Eine ›Gebrauchsanweisung‹, die sowohl dem empirischen Diktum der Wiederholbarkeit wie dem aufklärerischen Anspruch der Menschenbildung genügt. Schon zu Beginn des genannten Gedichtes wird darauf hingewiesen, dass »recht genau« (V. 3) zu betrachten sei – auch wenn, so erscheint es, den Autor selbst einige Zweifel an seinem Unterfangen beschleichen. So heißt es schon einleitend: »[...] sogar die dürre Heide« (V. 1), was durch diminuierende Negationen hier und da noch einmal aufgegriffen scheint, wenn von der »nicht geringen Freude« (V. 2) die Rede ist, die Heide als »nicht minder schön« (V. 8) zu erkennen, worin »nicht weniger als sonst« (V. 16) der Schöpfer anzubeten sei.

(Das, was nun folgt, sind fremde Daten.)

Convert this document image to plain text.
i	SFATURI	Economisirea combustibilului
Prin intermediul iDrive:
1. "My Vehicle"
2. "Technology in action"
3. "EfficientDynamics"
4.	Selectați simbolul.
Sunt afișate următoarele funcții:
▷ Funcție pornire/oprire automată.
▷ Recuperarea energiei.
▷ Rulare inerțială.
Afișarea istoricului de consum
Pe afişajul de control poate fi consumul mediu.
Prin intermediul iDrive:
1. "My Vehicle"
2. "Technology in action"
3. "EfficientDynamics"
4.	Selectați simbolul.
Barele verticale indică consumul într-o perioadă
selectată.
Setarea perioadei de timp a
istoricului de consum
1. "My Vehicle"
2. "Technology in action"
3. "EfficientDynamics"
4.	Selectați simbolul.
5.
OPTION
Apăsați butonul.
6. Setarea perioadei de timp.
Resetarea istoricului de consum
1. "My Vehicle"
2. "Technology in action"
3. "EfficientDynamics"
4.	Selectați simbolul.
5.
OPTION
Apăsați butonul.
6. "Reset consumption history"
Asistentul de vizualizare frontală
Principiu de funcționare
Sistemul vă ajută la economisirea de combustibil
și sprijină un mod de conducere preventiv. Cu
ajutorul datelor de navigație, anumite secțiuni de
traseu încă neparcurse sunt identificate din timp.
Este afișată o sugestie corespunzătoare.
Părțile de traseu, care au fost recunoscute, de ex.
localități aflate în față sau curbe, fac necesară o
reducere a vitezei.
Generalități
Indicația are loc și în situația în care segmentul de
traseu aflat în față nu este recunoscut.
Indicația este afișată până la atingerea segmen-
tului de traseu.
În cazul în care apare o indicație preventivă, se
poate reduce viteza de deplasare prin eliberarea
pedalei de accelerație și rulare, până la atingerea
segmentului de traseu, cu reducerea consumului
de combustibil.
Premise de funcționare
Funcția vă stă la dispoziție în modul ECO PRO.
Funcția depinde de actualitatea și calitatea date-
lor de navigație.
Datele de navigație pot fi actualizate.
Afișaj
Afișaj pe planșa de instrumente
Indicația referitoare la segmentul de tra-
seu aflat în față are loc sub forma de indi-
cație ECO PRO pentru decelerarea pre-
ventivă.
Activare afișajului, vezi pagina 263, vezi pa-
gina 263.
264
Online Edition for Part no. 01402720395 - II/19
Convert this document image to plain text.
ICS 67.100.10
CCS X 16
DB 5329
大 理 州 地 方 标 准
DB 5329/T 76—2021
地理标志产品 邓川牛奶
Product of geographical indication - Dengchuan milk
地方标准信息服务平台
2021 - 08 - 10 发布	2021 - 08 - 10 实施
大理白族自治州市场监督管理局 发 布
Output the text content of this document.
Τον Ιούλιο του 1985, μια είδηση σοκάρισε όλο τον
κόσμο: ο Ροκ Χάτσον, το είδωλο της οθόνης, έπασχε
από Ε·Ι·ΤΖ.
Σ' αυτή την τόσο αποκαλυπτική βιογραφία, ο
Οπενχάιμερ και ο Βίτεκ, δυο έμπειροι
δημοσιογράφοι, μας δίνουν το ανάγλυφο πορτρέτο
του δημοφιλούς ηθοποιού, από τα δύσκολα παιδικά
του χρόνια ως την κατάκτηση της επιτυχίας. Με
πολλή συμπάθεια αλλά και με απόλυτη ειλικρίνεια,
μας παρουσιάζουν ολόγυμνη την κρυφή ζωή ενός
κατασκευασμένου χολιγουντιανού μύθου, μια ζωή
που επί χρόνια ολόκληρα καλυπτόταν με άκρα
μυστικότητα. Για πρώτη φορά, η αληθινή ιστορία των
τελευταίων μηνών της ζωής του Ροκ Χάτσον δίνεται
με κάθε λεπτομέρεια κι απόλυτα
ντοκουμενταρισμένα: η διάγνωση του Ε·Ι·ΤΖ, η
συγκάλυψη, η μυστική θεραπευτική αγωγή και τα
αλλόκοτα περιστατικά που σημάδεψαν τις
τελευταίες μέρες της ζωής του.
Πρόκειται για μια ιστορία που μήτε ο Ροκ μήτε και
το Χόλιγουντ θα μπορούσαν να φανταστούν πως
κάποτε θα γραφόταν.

Hierzu begibt sich der Betrachter in medias res, will eben nicht von »obenhin besehn« (V. 5), was dann doch nur »traurig, schwarz, verdorrt und schlecht« (V. 6) wirke, sondern sich »auf das Feld« (V. 14) begeben, um »der Farben Pracht, der Bildung Zier« (V. 10) zu sehen, und vollzieht so, genau genommen, eine zweifache Verschiebung der Perspektive: Das Von Oben wird durch das Auf Augenhöhe ersetzt und die Gesamtschau durch die Einzelbetrachtung.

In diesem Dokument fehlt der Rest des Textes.